Whenever I move jobs to a new exchange, or if I’m seeing someone I’ve never worked with before then swabbing is normally the first bit of advice I give. Mainly I do it as a trust builder, if someone’s never met me before then they have no frame of reference on my abilities or knowledge. Plus it seems that anywhere I go, even though this is the most basic of the harm reduction messages I use, that no one seems to have been giving it.
Everyone takes swabs. Heroin, crack, pills, steroids it doesn’t matter what’s being injected. In reality for most people soap and water is a better idea, but there is something wonderfully …. medical… about a swab.
So… when people ask for them I usually ask “When are you swabbing, before or after?”. And you can put money on it that the answer is either “after” or “both”.
Unfortunately the time you should use a swab is BEFORE injecting, ideally about 10 seconds before (to allow the alcohol to evaporate) and with just a single, firm rub on the skin. So why not use it after? Well its because alcohol thins blood, if you put it on an open wound then you will promote rather than stem the bleeding. The more you bleed, the more you bruise.

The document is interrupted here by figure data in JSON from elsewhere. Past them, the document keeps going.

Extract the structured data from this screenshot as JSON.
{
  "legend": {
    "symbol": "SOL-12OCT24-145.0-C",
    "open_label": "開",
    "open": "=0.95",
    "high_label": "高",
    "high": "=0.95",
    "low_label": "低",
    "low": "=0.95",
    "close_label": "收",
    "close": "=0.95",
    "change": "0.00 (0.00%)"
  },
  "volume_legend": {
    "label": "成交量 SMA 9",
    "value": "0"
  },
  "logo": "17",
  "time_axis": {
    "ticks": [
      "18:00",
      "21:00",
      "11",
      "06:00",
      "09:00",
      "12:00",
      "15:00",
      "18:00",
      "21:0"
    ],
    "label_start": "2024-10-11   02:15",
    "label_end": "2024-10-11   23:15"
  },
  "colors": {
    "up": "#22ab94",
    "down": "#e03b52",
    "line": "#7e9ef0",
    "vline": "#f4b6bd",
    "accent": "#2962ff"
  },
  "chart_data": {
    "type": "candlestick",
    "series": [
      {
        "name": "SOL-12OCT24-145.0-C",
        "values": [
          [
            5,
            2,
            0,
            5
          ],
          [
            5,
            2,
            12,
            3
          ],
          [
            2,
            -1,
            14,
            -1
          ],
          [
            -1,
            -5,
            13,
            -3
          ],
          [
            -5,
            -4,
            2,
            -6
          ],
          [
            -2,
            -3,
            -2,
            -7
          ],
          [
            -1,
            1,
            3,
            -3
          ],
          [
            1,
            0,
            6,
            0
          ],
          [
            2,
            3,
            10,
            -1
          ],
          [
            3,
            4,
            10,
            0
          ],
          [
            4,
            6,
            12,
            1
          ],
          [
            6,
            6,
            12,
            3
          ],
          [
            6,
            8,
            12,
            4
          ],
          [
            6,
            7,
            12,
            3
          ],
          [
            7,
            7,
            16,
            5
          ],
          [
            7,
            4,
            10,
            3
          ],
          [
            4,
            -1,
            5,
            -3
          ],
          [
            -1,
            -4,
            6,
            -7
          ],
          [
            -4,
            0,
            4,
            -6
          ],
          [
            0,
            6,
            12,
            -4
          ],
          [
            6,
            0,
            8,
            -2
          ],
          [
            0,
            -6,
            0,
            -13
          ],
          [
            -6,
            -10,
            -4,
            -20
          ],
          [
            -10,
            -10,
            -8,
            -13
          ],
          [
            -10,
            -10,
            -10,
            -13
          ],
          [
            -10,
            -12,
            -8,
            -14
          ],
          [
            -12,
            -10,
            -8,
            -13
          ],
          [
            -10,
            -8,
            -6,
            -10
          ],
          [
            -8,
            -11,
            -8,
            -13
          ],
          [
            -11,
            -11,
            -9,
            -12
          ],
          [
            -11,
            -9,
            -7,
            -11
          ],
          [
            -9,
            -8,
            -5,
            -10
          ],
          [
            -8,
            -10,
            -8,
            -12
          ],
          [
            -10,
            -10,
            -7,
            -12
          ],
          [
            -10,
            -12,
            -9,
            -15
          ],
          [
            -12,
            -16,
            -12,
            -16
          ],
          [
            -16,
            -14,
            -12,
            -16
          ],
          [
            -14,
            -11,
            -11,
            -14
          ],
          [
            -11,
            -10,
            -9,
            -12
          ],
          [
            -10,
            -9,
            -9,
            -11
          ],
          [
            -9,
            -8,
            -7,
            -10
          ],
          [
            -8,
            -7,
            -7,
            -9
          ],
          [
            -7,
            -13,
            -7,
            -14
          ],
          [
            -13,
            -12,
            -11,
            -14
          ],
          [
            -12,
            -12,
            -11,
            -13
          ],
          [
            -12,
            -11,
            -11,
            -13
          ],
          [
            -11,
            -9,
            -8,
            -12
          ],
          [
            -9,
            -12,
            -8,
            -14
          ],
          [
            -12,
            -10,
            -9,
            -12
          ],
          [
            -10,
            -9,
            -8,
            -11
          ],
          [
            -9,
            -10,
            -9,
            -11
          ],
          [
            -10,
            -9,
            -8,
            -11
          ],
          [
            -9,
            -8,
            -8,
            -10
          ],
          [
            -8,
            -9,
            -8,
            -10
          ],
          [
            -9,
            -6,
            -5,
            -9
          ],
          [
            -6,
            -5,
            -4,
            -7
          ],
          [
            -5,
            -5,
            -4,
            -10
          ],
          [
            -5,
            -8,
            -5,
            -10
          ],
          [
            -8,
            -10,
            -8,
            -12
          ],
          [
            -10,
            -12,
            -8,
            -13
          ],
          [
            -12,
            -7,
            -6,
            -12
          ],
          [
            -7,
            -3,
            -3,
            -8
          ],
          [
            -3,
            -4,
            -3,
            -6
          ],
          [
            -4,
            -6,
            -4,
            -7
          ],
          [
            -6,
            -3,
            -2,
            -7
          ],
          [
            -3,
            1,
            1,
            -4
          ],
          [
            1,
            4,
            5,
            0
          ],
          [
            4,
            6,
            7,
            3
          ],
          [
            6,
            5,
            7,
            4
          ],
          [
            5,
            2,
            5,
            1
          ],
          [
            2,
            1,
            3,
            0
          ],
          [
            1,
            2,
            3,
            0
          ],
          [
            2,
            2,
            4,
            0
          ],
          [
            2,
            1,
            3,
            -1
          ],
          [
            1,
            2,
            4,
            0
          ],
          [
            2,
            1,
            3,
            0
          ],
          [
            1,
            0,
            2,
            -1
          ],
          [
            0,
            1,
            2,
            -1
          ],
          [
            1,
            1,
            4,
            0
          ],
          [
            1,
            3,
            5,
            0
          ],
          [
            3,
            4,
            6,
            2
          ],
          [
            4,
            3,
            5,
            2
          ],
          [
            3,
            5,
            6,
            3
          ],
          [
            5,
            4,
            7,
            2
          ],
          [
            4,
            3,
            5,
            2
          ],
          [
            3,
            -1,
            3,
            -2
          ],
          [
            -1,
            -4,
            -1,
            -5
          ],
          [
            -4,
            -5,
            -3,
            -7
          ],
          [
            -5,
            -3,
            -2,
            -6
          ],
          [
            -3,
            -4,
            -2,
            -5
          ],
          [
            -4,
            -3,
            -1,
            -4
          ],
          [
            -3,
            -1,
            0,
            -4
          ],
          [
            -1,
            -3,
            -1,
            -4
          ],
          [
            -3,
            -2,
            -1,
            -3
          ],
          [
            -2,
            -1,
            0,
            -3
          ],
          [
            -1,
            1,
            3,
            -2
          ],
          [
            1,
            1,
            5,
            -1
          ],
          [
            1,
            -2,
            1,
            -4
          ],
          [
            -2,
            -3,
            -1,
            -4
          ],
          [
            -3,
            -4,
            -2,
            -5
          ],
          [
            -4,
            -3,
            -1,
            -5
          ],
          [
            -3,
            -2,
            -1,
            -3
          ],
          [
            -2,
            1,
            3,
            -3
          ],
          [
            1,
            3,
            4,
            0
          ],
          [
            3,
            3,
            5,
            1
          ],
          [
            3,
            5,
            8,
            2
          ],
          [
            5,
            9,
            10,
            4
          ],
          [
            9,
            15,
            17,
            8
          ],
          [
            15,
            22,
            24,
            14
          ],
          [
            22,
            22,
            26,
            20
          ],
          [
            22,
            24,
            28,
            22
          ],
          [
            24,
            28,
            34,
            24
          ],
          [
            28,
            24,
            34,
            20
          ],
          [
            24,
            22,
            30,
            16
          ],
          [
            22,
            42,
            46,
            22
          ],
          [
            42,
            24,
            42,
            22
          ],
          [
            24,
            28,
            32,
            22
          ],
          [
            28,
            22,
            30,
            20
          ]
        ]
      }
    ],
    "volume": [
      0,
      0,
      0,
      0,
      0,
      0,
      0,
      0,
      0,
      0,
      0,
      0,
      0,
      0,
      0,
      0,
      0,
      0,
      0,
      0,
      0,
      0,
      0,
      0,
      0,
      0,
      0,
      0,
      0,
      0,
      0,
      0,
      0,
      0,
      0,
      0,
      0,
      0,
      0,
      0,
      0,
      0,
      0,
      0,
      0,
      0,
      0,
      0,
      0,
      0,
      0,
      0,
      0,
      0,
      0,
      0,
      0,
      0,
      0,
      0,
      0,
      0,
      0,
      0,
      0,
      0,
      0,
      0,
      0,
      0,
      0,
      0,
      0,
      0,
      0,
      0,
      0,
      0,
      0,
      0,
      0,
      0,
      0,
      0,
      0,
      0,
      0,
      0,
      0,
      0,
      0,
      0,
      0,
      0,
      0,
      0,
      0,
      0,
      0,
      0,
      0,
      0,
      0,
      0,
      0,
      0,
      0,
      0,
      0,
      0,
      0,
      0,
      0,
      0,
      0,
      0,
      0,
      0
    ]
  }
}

Also the more you bleed the more blood you have to cross contaminate with.
Of course the first thing most people ask then is “well how the hell do I stop the bleeding then?”. If you are lucky enough to have an exchange that gives out any form of stericup there is a small square of absorbent paper, that is for post injection swabbing and not … I repeat …. not, a coaster for putting the used cooker/spoon on to stop soot marks getting on your table.
Why this is important
Obviously it’s important for the health implications. But more than that it’s about building relationships. I could spend ages talking about hepC, or detailing the details of vein structure, but that is all so horribly abstract. Someone you give swabbing advice to is know to know the very next time they inject that you know what you are talking about.
We should be focusing on these basics first, they build trust.